Pour l’ancien Président de l’Assemblée Nationale, les Haïtiens ne doivent rien attendre de ce déploiement de forces étrangères. Les dirigeants haïtiens devraient mieux équiper nos forces de sécurité en encadrant davantage la police nationale et les Forces armées d’Haïti. Sinon « Toutes les fois que nous aurons commis l’erreur de ne pas renforcer notre système de sécurité dans le pays, c’est bien la crise multidimensionnelle dans laquelle on se trouve qui sera ajournée. Les interventions militaires viendront avec la formule de résolution du climat sécuritaire de façade. Nous avons besoin d’une assistance d’experts et d’équipements. Nous n’avons pas besoin des forces étrangères sur le territoire national. Ces interventions étrangères ne se font jamais sans intérêts » a conclu l’ex-Président du Sénat. Enchaînant dans la même veine, pour l’ancienne ministre à la Condition féminine et aux Droits des Femmes, Marie Denise Claude, elle aussi du PEN, il ne fait aucun doute sur cette intervention, il ne sortira pas grand chose de bien pour le pays.
« Il revient aux Haïtiens de prendre en main leur destin » dit celle qui croit que « Chaque citoyen haïtien doit savoir que les blancs ne peuvent absolument rien faire pour nous. C’est à nous de prendre notre destin en main afin de sortir du marasme socio-économique et politique qui nous guette. Ariel Henry veut juste consolider son pouvoir rien de plus ». Enfin, selon les dirigeants du PEN présents à cette Conférence de presse, « Cette intervention étrangère va nous enfoncer encore plus dans cette crise multisectorielle ». D’autres voix de l’opposition au Premier ministre de facto Ariel Henry ont exprimé leur désaccord avec ce choix de militaires étrangers en Haïti.
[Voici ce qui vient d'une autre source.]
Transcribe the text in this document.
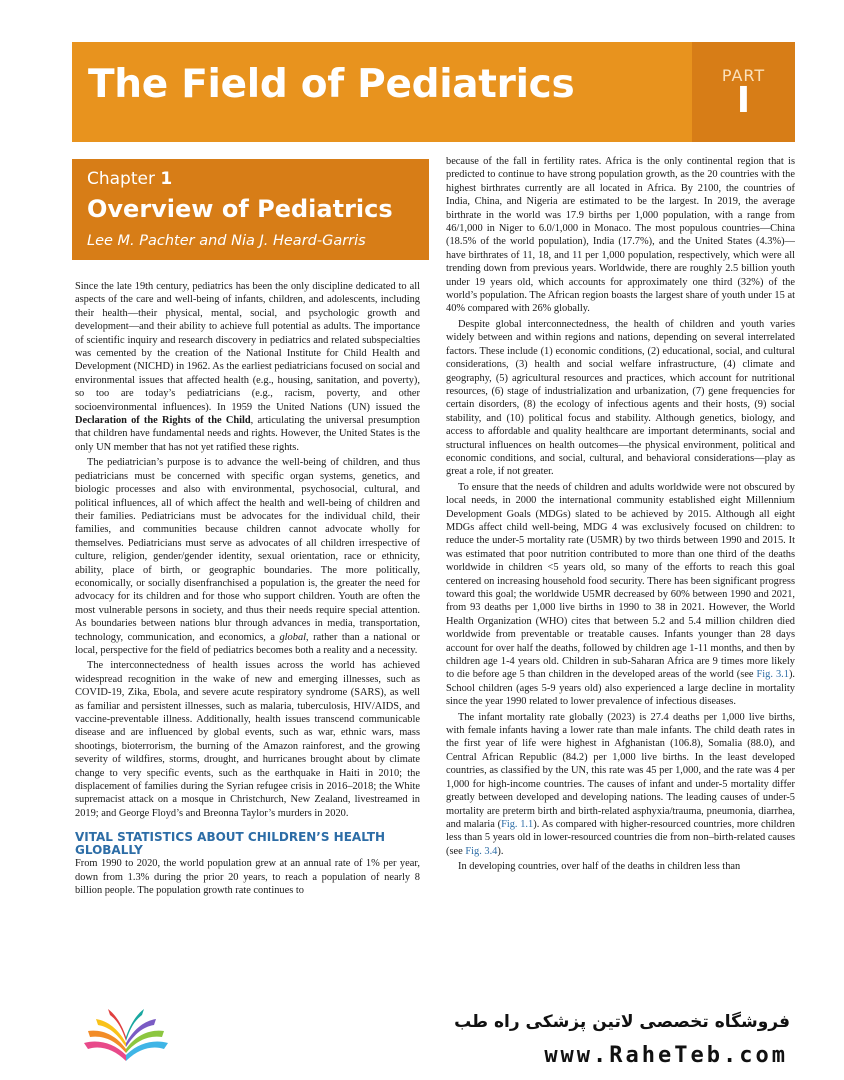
The Field of Pediatrics	PART
I
Chapter 1
Overview of Pediatrics
Lee M. Pachter and Nia J. Heard-Garris

Since the late 19th century, pediatrics has been the only discipline dedicated to all aspects of the care and well-being of infants, children, and adolescents, including their health—their physical, mental, social, and psychologic growth and development—and their ability to achieve full potential as adults. The importance of scientific inquiry and research discovery in pediatrics and related subspecialties was cemented by the creation of the National Institute for Child Health and Development (NICHD) in 1962. As the earliest pediatricians focused on social and environmental issues that affected health (e.g., housing, sanitation, and poverty), so too are today’s pediatricians (e.g., racism, poverty, and other socioenvironmental influences). In 1959 the United Nations (UN) issued the Declaration of the Rights of the Child, articulating the universal presumption that children have fundamental needs and rights. However, the United States is the only UN member that has not yet ratified these rights.

The pediatrician’s purpose is to advance the well-being of children, and thus pediatricians must be concerned with specific organ systems, genetics, and biologic processes and also with environmental, psychosocial, cultural, and political influences, all of which affect the health and well-being of children and their families. Pediatricians must be advocates for the individual child, their families, and communities because children cannot advocate wholly for themselves. Pediatricians must serve as advocates of all children irrespective of culture, religion, gender/gender identity, sexual orientation, race or ethnicity, ability, place of birth, or geographic boundaries. The more politically, economically, or socially disenfranchised a population is, the greater the need for advocacy for its children and for those who support children. Youth are often the most vulnerable persons in society, and thus their needs require special attention. As boundaries between nations blur through advances in media, transportation, technology, communication, and economics, a global, rather than a national or local, perspective for the field of pediatrics becomes both a reality and a necessity.

The interconnectedness of health issues across the world has achieved widespread recognition in the wake of new and emerging illnesses, such as COVID-19, Zika, Ebola, and severe acute respiratory syndrome (SARS), as well as familiar and persistent illnesses, such as malaria, tuberculosis, HIV/AIDS, and vaccine-preventable illness. Additionally, health issues transcend communicable disease and are influenced by global events, such as war, ethnic wars, mass shootings, bioterrorism, the burning of the Amazon rainforest, and the growing severity of wildfires, storms, drought, and hurricanes brought about by climate change to very specific events, such as the earthquake in Haiti in 2010; the displacement of families during the Syrian refugee crisis in 2016–2018; the White supremacist attack on a mosque in Christchurch, New Zealand, livestreamed in 2019; and George Floyd’s and Breonna Taylor’s murders in 2020.

VITAL STATISTICS ABOUT CHILDREN’S HEALTH GLOBALLY

From 1990 to 2020, the world population grew at an annual rate of 1% per year, down from 1.3% during the prior 20 years, to reach a population of nearly 8 billion people. The population growth rate continues to

because of the fall in fertility rates. Africa is the only continental region that is predicted to continue to have strong population growth, as the 20 countries with the highest birthrates currently are all located in Africa. By 2100, the countries of India, China, and Nigeria are estimated to be the largest. In 2019, the average birthrate in the world was 17.9 births per 1,000 population, with a range from 46/1,000 in Niger to 6.0/1,000 in Monaco. The most populous countries—China (18.5% of the world population), India (17.7%), and the United States (4.3%)—have birthrates of 11, 18, and 11 per 1,000 population, respectively, which were all trending down from previous years. Worldwide, there are roughly 2.5 billion youth under 19 years old, which accounts for approximately one third (32%) of the world’s population. The African region boasts the largest share of youth under 15 at 40% compared with 26% globally.

Despite global interconnectedness, the health of children and youth varies widely between and within regions and nations, depending on several interrelated factors. These include (1) economic conditions, (2) educational, social, and cultural considerations, (3) health and social welfare infrastructure, (4) climate and geography, (5) agricultural resources and practices, which account for nutritional resources, (6) stage of industrialization and urbanization, (7) gene frequencies for certain disorders, (8) the ecology of infectious agents and their hosts, (9) social stability, and (10) political focus and stability. Although genetics, biology, and access to affordable and quality healthcare are important determinants, social and structural influences on health outcomes—the physical environment, political and economic conditions, and social, cultural, and behavioral considerations—play as great a role, if not greater.

To ensure that the needs of children and adults worldwide were not obscured by local needs, in 2000 the international community established eight Millennium Development Goals (MDGs) slated to be achieved by 2015. Although all eight MDGs affect child well-being, MDG 4 was exclusively focused on children: to reduce the under-5 mortality rate (U5MR) by two thirds between 1990 and 2015. It was estimated that poor nutrition contributed to more than one third of the deaths worldwide in children <5 years old, so many of the efforts to reach this goal centered on increasing household food security. There has been significant progress toward this goal; the worldwide U5MR decreased by 60% between 1990 and 2021, from 93 deaths per 1,000 live births in 1990 to 38 in 2021. However, the World Health Organization (WHO) cites that between 5.2 and 5.4 million children died worldwide from preventable or treatable causes. Infants younger than 28 days account for over half the deaths, followed by children age 1-11 months, and then by children age 1-4 years old. Children in sub-Saharan Africa are 9 times more likely to die before age 5 than children in the developed areas of the world (see Fig. 3.1). School children (ages 5-9 years old) also experienced a large decline in mortality since the year 1990 related to lower prevalence of infectious diseases.

The infant mortality rate globally (2023) is 27.4 deaths per 1,000 live births, with female infants having a lower rate than male infants. The child death rates in the first year of life were highest in Afghanistan (106.8), Somalia (88.0), and Central African Republic (84.2) per 1,000 live births. In the least developed countries, as classified by the UN, this rate was 45 per 1,000, and the rate was 4 per 1,000 for high-income countries. The causes of infant and under-5 mortality differ greatly between developed and developing nations. The leading causes of under-5 mortality are preterm birth and birth-related asphyxia/trauma, pneumonia, diarrhea, and malaria (Fig. 1.1). As compared with higher-resourced countries, more children less than 5 years old in lower-resourced countries die from non–birth-related causes (see Fig. 3.4).

In developing countries, over half of the deaths in children less than

فروشگاه تخصصی لاتین پزشکی راه طب
www.RaheTeb.com
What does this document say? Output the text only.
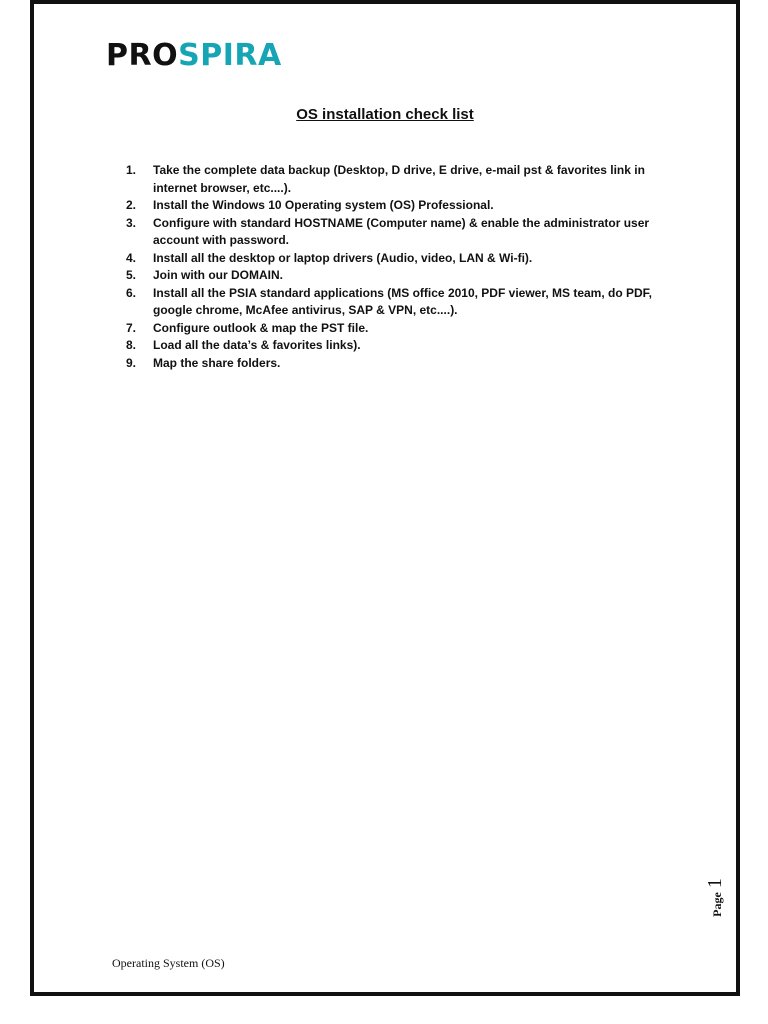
PROSPIRA
OS installation check list
1. Take the complete data backup (Desktop, D drive, E drive, e-mail pst & favorites link in internet browser, etc....).
2. Install the Windows 10 Operating system (OS) Professional.
3. Configure with standard HOSTNAME (Computer name) & enable the administrator user account with password.
4. Install all the desktop or laptop drivers (Audio, video, LAN & Wi-fi).
5. Join with our DOMAIN.
6. Install all the PSIA standard applications (MS office 2010, PDF viewer, MS team, do PDF, google chrome, McAfee antivirus, SAP & VPN, etc....).
7. Configure outlook & map the PST file.
8. Load all the data’s & favorites links).
9. Map the share folders.
Page 1
Operating System (OS)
Ainsi, pour le Porte-parole du Parti politique Rasin Kan Pèp la , le professeur Camille Chalmers, tout ce qui se passe depuis quelque temps dans le pays n’est rien d’autre qu’une mise en scène de la bourgeoisie et des oligarques de service, une façon de pouvoir évoquer la nécessité de cette intervention étrangère pour une nouvelle occupation du pays. D’après Camille Chalmers : « Ils l’ont fait bien avant 1915. En 2004, la Communauté internationale s’était mise du côté de Guy Philippe pour créer le chaos et passer sa colère contre la présidence de Jean Bertrand Aristide. Aujourd’hui encore, ils sont à l’œuvre et créent le grand banditisme avec les gangs pour démontrer à la population que la présence des soldats serait une nécessité pour le pays » a avancé le dirigeant du parti Rasin Kan Pèp la.
Selon le professeur Camille Chalmers, c’est une erreur de penser qu’une intervention étrangère pourra apporter le bien-être et le bonheur pour le peuple. Pour lui, « Les relations qui existent entre Haïti et les grandes puissances du continent est une relation de colonialisme. Puisque ces impérialistes ne font que profiter des ressources économiques, minières et diplomatiques d’Haïti ». Bref, ce professeur de sociologie accuse les dirigeants haïtiens, la bourgeoisie et la Communauté internationale de perpétuer la crise afin d’atteindre leur objectif de toujours qui est : l’occupation d’Haïti.